To compete with “open registries”, more than 20 European countries plus South Korea and Japan have offered shipowners preferential terms under which they are taxed based on tonnage rather than profit.
The average tax rate paid by international shipping companies was just 7% between 2005 and 2019, according to data from Olaf Merck, head of the Ports and Shipping Unit at the OECD’s International Transport Forum. In some categories, companies pay significantly less: the average tax rate for carrying liquid cargo – where vessels such as oil tankers enter – was just 3%, while cruise ships paid an average of 0%.
Trade organizations have long criticized flag-of-convenience sailing for undermining labor standards, but the tax breaks have been overlooked in part because this cyclical industry often lost money.

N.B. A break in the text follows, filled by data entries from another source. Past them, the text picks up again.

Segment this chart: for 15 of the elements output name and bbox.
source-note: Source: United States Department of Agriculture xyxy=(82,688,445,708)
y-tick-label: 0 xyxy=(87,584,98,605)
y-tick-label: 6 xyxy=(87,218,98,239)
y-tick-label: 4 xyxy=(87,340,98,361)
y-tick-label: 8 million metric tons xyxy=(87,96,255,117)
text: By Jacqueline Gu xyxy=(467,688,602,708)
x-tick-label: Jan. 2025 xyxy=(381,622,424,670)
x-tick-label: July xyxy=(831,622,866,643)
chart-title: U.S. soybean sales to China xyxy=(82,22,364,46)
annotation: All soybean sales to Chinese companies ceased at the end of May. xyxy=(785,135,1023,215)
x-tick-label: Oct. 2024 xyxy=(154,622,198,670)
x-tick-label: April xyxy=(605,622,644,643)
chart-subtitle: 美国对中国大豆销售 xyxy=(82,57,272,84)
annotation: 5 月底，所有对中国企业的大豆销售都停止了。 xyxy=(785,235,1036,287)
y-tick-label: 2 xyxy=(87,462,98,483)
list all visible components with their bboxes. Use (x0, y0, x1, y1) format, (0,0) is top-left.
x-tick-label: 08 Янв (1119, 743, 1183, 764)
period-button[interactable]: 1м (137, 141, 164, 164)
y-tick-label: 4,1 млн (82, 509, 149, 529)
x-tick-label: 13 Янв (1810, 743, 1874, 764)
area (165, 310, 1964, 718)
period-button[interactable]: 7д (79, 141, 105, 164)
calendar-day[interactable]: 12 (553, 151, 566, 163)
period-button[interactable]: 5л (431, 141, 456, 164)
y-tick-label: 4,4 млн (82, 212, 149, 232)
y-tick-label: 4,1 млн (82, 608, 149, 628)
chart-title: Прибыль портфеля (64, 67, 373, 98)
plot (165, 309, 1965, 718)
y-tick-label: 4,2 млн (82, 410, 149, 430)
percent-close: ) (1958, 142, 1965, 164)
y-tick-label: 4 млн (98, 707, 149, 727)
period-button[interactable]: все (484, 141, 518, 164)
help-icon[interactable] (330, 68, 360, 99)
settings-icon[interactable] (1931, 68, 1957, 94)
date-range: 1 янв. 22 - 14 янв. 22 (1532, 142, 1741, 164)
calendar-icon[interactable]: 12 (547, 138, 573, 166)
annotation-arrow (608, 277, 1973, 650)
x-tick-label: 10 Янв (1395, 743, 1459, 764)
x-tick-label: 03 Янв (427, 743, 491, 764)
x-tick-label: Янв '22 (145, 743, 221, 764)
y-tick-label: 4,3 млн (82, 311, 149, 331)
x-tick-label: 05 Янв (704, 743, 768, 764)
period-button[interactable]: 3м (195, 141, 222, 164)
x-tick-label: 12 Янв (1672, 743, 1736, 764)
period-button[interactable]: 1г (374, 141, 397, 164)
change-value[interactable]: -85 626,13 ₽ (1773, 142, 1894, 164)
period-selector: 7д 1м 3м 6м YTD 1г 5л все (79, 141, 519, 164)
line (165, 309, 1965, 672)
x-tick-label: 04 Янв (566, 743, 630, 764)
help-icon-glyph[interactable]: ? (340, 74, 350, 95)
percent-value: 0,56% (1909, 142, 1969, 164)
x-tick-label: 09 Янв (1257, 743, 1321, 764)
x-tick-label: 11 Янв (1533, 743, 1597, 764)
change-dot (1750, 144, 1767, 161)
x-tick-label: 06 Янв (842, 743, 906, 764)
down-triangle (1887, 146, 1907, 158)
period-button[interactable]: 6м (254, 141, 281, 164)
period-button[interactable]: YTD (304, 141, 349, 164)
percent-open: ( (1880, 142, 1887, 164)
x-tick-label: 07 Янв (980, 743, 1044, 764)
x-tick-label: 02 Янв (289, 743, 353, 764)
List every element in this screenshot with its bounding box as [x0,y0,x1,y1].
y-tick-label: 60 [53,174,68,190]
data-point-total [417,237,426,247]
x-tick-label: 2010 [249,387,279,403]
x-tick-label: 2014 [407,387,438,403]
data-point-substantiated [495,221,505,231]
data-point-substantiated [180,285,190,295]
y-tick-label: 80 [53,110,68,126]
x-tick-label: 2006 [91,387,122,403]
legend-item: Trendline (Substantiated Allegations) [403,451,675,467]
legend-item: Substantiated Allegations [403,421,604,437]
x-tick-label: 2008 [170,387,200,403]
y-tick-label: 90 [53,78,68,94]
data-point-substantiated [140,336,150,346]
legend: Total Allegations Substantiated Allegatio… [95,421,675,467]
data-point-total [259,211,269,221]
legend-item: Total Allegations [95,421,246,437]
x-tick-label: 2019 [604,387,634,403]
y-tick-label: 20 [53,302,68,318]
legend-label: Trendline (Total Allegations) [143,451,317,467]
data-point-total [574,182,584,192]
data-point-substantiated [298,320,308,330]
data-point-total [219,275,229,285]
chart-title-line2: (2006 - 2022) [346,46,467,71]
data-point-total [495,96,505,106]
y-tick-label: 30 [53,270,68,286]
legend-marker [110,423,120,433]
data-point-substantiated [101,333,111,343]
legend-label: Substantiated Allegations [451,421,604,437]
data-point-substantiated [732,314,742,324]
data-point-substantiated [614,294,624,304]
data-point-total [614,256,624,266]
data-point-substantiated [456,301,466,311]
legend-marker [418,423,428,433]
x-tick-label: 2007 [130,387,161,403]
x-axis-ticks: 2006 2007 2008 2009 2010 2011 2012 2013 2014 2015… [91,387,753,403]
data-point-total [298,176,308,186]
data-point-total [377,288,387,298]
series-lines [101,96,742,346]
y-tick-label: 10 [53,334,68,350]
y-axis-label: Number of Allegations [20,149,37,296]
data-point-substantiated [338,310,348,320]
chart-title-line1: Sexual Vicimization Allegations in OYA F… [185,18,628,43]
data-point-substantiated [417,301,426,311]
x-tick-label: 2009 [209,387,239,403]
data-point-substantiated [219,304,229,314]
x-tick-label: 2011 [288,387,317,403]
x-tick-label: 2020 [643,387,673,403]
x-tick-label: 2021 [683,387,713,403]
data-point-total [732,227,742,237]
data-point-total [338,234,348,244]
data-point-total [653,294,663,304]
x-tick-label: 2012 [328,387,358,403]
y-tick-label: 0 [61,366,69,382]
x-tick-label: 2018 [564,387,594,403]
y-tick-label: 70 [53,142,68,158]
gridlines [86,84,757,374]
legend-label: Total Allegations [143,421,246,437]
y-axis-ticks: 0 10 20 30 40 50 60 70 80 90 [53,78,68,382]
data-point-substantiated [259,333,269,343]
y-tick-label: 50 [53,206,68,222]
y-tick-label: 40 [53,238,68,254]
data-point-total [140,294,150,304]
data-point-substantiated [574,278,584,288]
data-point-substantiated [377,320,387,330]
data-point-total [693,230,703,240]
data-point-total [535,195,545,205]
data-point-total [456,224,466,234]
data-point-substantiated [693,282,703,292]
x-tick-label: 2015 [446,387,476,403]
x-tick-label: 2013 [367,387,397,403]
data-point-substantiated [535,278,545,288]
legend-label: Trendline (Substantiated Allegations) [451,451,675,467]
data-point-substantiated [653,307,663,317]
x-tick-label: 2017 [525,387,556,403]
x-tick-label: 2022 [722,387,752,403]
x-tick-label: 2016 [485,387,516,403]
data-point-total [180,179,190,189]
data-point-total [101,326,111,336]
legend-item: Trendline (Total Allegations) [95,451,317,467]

However, that changed when container shipping companies suddenly started generating tens of billions of dollars in profits during the coronavirus pandemic. Some of them even revealed that they owed less than 1% in taxes and governments had to write off billions in potential revenue.
Even the boss of German shipping giant Hapag-Lloyd said in 2022 that low tonnage taxes were not fair. However, his inconvenience did not prevent the company from paying a total of 17.3 billion EUR in dividends for the financial years 2021 and 2022.
There has been progress in promoting competition in shipping and penalizing pollution, but excluding the industry from the global minimum tax is a missed opportunity.
The lesson from the pandemic, and now from the Houthis, is that maritime trade is highly subject to obstacles, and in a multipolar world, freedom of navigation is no longer a sure thing.
The Houthis make no distinction between the nationality of the ship’s owner and the flag under which it sails. And no one seriously expects the Marshall Islands, Liberia or Panama to come to the rescue if a ship is attacked. It depends on the US, UK and their allies.
All of this calls for rethinking so-called “convenience” flags once the attacks stop, writes Kevin Rowlands, head of the Royal Navy Strategic Studies Centre, an in-house think tank.
Meanwhile, a British parliamentary committee warned in 2022 that the use of “convenience” flags had created a “legal vacuum” on the high seas.
Ironically, the shipping industry pushed for exclusion from the OECD minimum tax on the basis that maintaining a shipping fleet through tax subsidies is important to national security.
In fact, the need for governments to protect cargo ships in international waters – at considerable cost – is a good reason to start taxing ship owners properly.